Poza tym, znając realia działalności galerii sztuki, wie, że wystawiane w nich prace są oglądane głównie na wernisażach. „Tu, w klinice – mówi – codziennie oglądają je dziesiątki ludzi, którym w dodatku przynosi to ulgę w cierpieniu”.
Od dzieciństwa zainteresowana różnymi dziedzinami sztuki, autorka wystawy zaangażowała się zawodowo w działalność artystyczną dopiero dwadzieścia lat temu, po przyjeździe do Ameryki. Jako współzałożycielka niedochodowej organizacji Art Moves International prowadziła wymianę artystów między Europą Wschodnią (głównie Polską) a Stanami Zjednoczonymi, później reprezentowała polskich plastyków jako kurator Galerii 58. Współdziałała przy organizowaniu pierwszego festiwalu sztuki „Around the Coyote”, jak też wielu wystaw i imprez jego kolejnych edycji.
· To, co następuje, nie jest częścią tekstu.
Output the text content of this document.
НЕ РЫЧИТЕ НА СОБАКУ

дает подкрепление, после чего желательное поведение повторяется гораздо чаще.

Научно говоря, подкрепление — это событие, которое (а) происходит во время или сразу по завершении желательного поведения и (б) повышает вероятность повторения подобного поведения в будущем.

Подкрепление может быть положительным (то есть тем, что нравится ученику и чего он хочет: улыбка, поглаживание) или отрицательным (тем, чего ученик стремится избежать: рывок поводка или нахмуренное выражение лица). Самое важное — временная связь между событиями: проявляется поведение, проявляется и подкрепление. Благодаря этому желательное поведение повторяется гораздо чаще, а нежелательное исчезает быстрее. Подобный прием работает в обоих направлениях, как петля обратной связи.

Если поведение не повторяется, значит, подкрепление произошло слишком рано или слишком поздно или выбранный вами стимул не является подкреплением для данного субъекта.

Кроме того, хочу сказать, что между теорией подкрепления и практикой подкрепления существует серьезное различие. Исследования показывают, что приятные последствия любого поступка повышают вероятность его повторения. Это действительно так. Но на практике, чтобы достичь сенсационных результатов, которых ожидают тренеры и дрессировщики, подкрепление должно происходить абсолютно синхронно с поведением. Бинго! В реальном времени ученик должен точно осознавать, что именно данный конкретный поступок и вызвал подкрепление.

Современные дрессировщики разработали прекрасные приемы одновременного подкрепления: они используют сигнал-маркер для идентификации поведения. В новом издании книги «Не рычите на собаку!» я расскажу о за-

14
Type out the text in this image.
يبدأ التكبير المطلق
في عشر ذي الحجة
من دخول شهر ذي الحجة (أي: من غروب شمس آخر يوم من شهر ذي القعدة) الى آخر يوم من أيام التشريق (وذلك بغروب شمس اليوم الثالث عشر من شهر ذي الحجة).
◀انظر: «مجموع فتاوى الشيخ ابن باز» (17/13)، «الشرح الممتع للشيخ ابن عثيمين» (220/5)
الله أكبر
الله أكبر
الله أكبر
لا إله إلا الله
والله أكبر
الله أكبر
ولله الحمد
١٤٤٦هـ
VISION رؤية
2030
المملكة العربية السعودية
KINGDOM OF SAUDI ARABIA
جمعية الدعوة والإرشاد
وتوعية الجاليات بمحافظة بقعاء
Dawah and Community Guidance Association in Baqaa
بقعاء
Uczestniczyła w zbiorowych wystawach malarstwa i fotografii w Stanach Zjednoczonych, Polsce i Niemczech.
Od kilku lat koncentruje się na własnej twórczości. To jest to, co zawsze chciała robić, i co daje jej poczucie pełni życia.
Wystawę można oglądać do końca stycznia w klinice na kampusie Uniwersytetu Illinois, przy 835 S. Wolcott Ave.